Re: arch_set_user_pkey_access only works on the current task_struct

From: Dave Hansen
Date: Tue Jun 08 2021 - 10:55:37 EST


On 6/7/21 8:16 PM, liangjs wrote:
> On Mon, 2021-06-07 at 10:52 -0700, Dave Hansen wrote:
>> On 6/5/21 6:10 AM, Jiashuo Liang wrote:
>>> I am learning the kernel implementation of the x86 PKU feature. I find the
>>> arch_set_user_pkey_access function in arch/x86/kernel/fpu/xstate.c does not
>>> use its first parameter. So it is perhaps a bug?
>> I wouldn't really call it a bug.  But, yes, it is something we should
>> clean up.
> Should we remove the tsk parameter, or allow it to change the PKRU of tsk?

Probably just remove the parameter.

By the way, there's a big PKRU rework in progress. It might be best to
wait until the dust settles to poke at this.

> By the way, we are calling write_pkru, which changes both the CPU's PKRU
> and the xsave one. Why is this necessary?

PKRU affects kernel accesses to user memory. That means that you can't
run the *kernel* with an out-of-date PKRU, thus the write_pkru().

Returning to userspace blindly restores the *WHOLE* XSAVE buffer to the
regsisters.
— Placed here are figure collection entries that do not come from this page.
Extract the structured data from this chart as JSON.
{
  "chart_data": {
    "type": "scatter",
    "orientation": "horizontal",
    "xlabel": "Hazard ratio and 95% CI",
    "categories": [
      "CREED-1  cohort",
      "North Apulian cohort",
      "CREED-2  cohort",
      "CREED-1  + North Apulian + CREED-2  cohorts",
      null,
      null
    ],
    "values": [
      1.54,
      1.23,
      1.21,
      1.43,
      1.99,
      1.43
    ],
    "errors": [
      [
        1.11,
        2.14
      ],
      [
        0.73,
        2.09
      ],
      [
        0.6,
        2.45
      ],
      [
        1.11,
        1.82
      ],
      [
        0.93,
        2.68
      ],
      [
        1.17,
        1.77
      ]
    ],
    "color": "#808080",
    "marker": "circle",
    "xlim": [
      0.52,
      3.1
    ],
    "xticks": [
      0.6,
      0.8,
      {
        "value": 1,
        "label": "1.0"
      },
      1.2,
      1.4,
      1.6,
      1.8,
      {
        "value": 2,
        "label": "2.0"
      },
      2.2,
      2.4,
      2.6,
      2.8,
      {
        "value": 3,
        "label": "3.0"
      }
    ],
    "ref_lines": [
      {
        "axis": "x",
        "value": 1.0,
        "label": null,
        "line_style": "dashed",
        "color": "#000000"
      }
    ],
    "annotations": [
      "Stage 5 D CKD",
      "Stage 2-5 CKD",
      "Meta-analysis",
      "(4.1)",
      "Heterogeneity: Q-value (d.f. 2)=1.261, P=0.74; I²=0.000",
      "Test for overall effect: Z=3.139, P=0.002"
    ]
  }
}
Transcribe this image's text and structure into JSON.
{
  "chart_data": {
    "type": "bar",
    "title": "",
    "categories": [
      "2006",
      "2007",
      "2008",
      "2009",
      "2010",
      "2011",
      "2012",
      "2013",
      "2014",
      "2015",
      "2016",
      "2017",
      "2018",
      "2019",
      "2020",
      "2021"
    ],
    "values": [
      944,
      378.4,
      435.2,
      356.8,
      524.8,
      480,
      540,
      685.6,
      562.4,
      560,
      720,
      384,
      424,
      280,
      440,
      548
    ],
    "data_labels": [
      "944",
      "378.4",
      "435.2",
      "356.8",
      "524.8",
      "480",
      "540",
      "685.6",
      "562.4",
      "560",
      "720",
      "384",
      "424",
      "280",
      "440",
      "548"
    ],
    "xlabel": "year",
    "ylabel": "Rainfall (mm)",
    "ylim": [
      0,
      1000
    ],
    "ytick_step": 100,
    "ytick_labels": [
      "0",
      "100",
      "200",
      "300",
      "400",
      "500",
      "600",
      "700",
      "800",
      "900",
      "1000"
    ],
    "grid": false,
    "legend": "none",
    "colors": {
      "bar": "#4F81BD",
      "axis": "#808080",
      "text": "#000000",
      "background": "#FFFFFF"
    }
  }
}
If you don't update the XSAVE buffer, the write_pkru() will
be overwritten before returning to userspace.

> If I want to change PKRU of a task_struct other than current, do I still
> need to call __write_pkru?

No. You can't do that. Seriously.

The protection keys architecture really doesn't support off-thread
manipulation of PKRU. Imagine you want to mask a bit out of PKRU, you
do the following to make key 2 memory accessible and writable:

reg = read_pkru();
reg &= 0x30;
write_pkru(reg);

Now, imagine that you tried to interrupt this poor task in the middle of
that operation. Let's say you try to *set* the bits for key 4, effectively:

pkru |= 0x300;

Now you try to do that key-4 business with an IPI.

reg = read_pkru(); // PKRU=0x30
reg &= 0x30;
-> IPI
ipireg = read_pkru(); // PKRU=0x0
ipireg |= 0x300;
write_pkru(ipireg); // PKRU=0x300
write_pkru(reg); // PKRU=0x0

You *LOST* the update from the IPI.